Our phylogenetic analysis also demonstrates that the distinct viral lineages identified from the patient’s primary infection and subsequent reinfection diverged from their common ancestor around March 2020 (Fig. S1), suggesting intra-host evolution in the setting of persistent infection to be an unlikely explanation for this case and providing unambiguous evidence of reinfection. To rule out the remote possibility of the presence of multiple SARS-CoV-2 lineages during reinfection, we also sequenced virus genomes from both saliva and nasopharyngeal swabs collected during the reinfection (Fig. 1c) and found them to be identical.
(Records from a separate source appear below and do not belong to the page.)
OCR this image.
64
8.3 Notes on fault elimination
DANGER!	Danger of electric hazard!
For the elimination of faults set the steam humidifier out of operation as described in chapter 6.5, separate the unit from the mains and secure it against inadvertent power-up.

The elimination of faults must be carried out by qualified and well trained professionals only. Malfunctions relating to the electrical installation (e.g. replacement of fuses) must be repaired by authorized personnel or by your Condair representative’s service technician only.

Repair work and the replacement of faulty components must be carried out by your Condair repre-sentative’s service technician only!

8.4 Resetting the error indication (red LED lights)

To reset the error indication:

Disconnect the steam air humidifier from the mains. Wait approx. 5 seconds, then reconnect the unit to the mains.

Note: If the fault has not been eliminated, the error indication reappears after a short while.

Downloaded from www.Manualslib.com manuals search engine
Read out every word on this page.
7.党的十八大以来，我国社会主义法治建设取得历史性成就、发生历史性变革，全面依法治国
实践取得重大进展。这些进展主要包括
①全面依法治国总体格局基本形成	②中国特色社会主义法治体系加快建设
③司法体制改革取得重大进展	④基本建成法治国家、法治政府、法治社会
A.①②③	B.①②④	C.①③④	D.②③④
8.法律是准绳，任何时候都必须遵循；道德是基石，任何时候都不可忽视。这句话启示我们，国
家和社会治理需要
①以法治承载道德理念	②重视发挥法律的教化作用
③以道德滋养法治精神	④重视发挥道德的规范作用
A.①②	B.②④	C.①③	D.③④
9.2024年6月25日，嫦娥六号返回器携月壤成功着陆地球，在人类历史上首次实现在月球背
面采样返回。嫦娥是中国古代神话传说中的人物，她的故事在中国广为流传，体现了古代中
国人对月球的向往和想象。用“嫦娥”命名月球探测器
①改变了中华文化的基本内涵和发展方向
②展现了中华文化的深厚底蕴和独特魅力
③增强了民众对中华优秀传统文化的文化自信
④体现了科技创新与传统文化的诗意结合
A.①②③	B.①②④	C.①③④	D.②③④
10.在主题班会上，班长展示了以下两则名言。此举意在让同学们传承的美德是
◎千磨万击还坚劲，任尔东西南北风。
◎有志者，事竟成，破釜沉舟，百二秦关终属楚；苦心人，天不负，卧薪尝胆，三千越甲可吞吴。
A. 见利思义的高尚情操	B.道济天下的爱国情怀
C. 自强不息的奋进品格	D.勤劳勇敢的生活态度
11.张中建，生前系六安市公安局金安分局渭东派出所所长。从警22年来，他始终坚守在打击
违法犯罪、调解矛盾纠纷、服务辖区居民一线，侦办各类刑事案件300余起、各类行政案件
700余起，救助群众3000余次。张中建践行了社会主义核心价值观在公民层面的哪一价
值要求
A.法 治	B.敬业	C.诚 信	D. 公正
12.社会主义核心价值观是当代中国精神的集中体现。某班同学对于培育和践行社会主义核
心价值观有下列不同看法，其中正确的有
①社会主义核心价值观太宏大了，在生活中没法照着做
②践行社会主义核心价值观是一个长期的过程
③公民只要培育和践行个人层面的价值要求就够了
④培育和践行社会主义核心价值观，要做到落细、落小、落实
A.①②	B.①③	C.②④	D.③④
Lastly, we analyzed the geographic distributions of circulating SARS-CoV-2 lineages and discovered that the sub-lineage of viruses identified in the reinfection likely first circulated in the Southern US in June of 2020 before being reintroduced to the Northeast US. This patient’s primary residence is located within the Northeast, and he reported no travel since discharge from the primary SARS-CoV-2 infection in March of 2020 (Fig. S1), confirming that his SARS-CoV-2 reinfection was likely the result of a broad geographic reintroduction and unlikely to represent an instance of persistent SARS-CoV-2 infection.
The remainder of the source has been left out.